(RxWiki News) Every year tens of thousands of patients seek treatment for cardiac arrest at U.S. hospitals. That number may also be climbing. A study indicates that many of those cases may be preventable.
A recent study from the University of Pennsylvania Perelman School of Medicine showed that 200,000 cardiac arrest patients are treated annually in U.S. hospitals. The large number of heart patients being treated each year suggests many of them may be preventable with better patient monitoring and quicker response time for administering CPR, and defibrillation.
It is known that cardiac arrest is a major contributor to hospital deaths, but no uniform reporting requirements exist, leaving it difficult to study trends in cardiac arrest death and practices in resuscitation care.
"Talk to your cardiologist about your risk for cardiac arrest."
Lead author Dr. Raina M. Merchant, M.D., M.S., an assistant professor of emergency medicine, used several approaches including the American Heart Association's Get With the Guidelines data and a voluntary registry of hospital resuscitation events to estimate the total number of treated cardiac arrests in U.S. hospitals each year.

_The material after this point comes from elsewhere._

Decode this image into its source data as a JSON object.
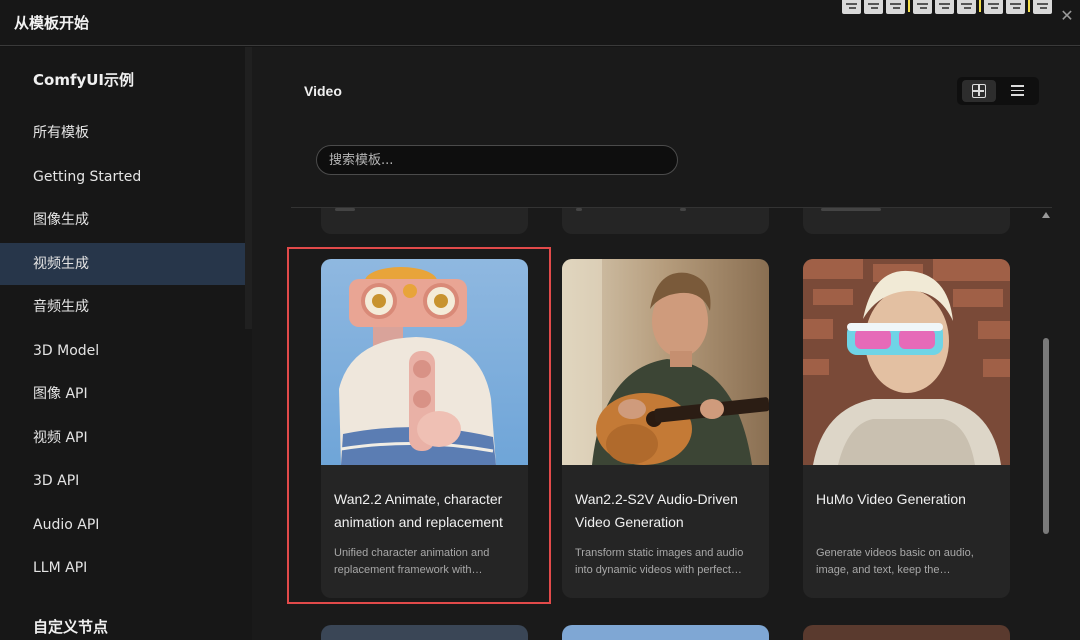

Some of the deaths were attributed to terminally ill patients, but authors suggested that many of the cardiac arrest deaths would be preventable with improved adherence to best practices in resuscitation guidelines, better patient monitoring and faster resuscitation responses.
The study revealed that patients who suffer in-hospital cardiac arrests are more than twice as likely to survive than those who arrest in public settings. Of those who have a cardiac arrest in a hospital setting, 21 percent survive to go home, as opposed to less than 10 percent of out-of-hospital cardiac arrest patients.
Both areas suggested opportunities to improve and standardize care. Dr. Merchant said the numbers provide a guide for improving allocation of resources to care for these critically ill patients and continue studies to identify patients who are at risk of cardiac arrest in order to improve survival.
The findings were published in Critical Care Medicine.